Elective Surgery Timing
Where possible, delay elective procedures: - 24-48 hours after stimulant use (cocaine, amphetamines) to allow cardiovascular system stabilisation - Until acute intoxication resolved for any substance - Optimise treatment for substance use disorder prior to surgery
Clinical Relevance
Understanding illicit drug pharmacology is crucial for safe anaesthetic practice. Key principles include:
Cardiovascular instability is common with stimulants requiring careful haemodynamic monitoring and judicious use of vasopressors-direct-acting agents preferred over indirect-acting in acute intoxication but both may produce unpredictable responses.
Analgesic requirements are typically increased in chronic opioid and cannabis users requiring aggressive multimodal analgesia and early pain service involvement. Baseline opioid requirements must be maintained to prevent withdrawal.
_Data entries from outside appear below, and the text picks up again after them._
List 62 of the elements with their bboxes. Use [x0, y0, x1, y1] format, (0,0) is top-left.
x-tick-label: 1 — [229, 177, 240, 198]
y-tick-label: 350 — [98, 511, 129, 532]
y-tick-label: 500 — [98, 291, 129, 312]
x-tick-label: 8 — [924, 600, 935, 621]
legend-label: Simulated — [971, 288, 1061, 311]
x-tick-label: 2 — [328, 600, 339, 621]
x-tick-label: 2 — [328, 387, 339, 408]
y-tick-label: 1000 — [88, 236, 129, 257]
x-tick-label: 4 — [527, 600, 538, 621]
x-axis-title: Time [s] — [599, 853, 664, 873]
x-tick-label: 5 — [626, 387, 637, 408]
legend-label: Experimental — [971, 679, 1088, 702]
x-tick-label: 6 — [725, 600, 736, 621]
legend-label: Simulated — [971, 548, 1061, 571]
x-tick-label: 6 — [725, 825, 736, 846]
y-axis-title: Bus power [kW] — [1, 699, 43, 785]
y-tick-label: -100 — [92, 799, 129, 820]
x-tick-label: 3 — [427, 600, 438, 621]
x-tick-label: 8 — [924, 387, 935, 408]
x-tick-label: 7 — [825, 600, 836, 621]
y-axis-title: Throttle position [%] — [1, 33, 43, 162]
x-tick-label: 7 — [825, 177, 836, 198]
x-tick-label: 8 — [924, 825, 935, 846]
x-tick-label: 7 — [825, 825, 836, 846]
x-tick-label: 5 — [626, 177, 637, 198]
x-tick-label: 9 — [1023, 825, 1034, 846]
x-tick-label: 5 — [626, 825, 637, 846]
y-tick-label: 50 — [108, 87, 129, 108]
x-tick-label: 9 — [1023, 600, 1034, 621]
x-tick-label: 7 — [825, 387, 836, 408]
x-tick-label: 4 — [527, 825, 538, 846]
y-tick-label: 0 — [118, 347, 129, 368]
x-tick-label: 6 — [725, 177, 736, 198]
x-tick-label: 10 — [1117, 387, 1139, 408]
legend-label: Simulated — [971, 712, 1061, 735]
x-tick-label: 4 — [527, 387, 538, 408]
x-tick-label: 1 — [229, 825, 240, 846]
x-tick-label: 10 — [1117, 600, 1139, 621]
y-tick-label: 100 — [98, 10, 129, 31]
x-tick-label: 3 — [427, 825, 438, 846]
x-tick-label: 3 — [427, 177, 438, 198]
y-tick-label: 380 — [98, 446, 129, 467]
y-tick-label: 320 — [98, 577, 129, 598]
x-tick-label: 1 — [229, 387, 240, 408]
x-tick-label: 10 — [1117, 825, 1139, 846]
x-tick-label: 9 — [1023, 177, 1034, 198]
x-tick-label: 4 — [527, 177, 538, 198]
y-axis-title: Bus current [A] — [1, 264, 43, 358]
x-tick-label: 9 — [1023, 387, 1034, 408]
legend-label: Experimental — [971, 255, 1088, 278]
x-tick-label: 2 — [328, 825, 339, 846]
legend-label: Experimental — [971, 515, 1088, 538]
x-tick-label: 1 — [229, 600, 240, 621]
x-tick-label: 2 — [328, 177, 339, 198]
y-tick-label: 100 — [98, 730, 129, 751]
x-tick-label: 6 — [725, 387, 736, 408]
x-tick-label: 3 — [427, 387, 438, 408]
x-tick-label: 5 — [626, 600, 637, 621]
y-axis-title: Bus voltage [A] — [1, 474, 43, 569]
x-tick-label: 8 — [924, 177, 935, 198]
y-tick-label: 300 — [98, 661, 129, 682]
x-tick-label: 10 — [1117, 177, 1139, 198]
Withdrawal syndromes particularly from opioids, benzodiazepines, and alcohol require prophylaxis and treatment as they worsen surgical outcomes and may be life-threatening.
Serotonin syndrome risk necessitates caution when combining serotonergic anaesthetic agents in patients using MDMA, LSD, or cocaine.
MAC requirements and sedative drug dosing may be altered bidirectionally depending on acute versus chronic use patterns and specific substance involved.
Regional anaesthesia techniques become particularly valuable in this population by reducing general anaesthetic and opioid requirements while providing superior analgesia.
A non-judgmental approach facilitating honest disclosure optimises patient safety and perioperative care planning.